Janet was waiting for Adam’s response. Carefully, consulting with Eve at every turn, he began to outline the logic that had led them to their conclusion that any intelligent organic being had to be considered human. He began with his own awakening on Tau Puppis IV and proceeded through the incident with the Ceremyons, through Lucius’s experiments in creating human beings in Robot City, through the robots’ return to Tau Puppis and their dealings with the Kin, to their final encounter with Aranimas. He explained how each encounter with an alien being reinforced the robots, belief that body shape made no difference in the essential humanity of the mind inside it, and how those same contacts had even made differences in intelligence and technological advancement seem of questionable importance.
Throughout his presentation, Adam tried to judge Janet’s reaction to it by her facial expression, but she was giving nothing away. She merely nodded on occasion and said, “I’m with you so far.”

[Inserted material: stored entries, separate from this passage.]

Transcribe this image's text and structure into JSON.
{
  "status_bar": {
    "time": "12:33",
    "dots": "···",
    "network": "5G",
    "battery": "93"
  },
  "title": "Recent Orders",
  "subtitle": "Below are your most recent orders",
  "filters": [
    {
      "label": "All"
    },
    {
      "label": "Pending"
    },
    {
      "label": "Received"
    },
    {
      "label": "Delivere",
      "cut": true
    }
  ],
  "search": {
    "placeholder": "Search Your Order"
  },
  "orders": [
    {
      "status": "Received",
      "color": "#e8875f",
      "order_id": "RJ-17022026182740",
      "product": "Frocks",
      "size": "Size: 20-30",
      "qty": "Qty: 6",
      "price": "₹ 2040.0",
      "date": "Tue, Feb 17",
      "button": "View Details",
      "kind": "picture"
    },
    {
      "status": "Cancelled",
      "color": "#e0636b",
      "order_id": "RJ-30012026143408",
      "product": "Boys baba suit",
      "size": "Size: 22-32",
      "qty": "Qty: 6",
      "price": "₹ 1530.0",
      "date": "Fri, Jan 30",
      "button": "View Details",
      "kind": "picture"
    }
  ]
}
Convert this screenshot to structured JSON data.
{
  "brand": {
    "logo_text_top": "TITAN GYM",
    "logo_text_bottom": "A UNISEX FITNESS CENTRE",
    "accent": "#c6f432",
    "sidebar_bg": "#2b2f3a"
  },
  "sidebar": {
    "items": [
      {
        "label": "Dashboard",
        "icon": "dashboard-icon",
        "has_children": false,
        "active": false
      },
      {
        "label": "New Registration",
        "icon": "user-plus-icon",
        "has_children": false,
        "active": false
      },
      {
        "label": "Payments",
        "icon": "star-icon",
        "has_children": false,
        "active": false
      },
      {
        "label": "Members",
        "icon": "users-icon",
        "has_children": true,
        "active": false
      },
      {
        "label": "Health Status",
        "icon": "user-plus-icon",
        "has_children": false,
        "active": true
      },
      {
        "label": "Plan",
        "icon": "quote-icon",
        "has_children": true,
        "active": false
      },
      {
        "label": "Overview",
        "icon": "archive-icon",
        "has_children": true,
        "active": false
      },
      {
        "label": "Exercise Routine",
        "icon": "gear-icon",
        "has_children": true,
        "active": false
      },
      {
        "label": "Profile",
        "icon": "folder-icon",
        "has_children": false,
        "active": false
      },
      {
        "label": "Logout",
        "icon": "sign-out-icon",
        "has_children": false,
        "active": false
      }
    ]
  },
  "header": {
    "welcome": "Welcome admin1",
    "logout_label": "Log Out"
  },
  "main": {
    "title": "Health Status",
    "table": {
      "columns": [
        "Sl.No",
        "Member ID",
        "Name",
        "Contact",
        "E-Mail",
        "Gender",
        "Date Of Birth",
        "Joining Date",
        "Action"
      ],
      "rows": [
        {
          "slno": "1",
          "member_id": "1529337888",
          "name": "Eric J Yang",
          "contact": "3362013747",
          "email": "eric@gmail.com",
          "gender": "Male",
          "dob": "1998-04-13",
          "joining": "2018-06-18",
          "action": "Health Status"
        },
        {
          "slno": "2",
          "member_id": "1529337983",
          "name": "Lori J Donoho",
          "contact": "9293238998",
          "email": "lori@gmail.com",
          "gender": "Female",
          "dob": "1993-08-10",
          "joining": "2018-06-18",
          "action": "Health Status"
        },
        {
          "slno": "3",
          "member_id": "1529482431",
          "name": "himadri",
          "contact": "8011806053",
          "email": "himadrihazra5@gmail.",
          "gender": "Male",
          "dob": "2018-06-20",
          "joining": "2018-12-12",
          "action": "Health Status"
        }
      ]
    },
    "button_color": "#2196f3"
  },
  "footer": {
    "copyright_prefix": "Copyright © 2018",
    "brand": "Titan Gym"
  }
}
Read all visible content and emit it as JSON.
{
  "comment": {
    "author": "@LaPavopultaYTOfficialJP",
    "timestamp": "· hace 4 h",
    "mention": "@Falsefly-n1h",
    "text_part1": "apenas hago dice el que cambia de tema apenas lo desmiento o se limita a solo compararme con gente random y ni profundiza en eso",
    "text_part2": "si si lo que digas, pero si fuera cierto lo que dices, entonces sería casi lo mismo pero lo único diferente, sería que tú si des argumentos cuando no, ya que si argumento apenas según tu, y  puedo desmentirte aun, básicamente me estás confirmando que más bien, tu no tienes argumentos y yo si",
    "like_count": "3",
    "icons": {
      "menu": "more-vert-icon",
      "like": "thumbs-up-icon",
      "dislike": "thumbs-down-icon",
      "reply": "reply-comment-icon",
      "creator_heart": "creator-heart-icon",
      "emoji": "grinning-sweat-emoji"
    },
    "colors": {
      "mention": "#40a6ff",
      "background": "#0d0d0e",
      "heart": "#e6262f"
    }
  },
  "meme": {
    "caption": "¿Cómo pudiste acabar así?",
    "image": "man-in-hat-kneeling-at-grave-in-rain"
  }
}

At last he reached the concept of Vitalism, the belief that organic beings were somehow inherently superior to electromechanical ones, and how the robots could find no proof of its validity. He ended with, “That lack of proof led Lucius to conclude that Vitalism is false, and that robots could therefore be considered human. Neither Eve nor I-nor Mandelbrot, for that matter-were able to convince ourselves of this, and now that Lucius ‘ s belief has led him into injuring a human, we feel even less comfortable with it. We don’t know what to believe.”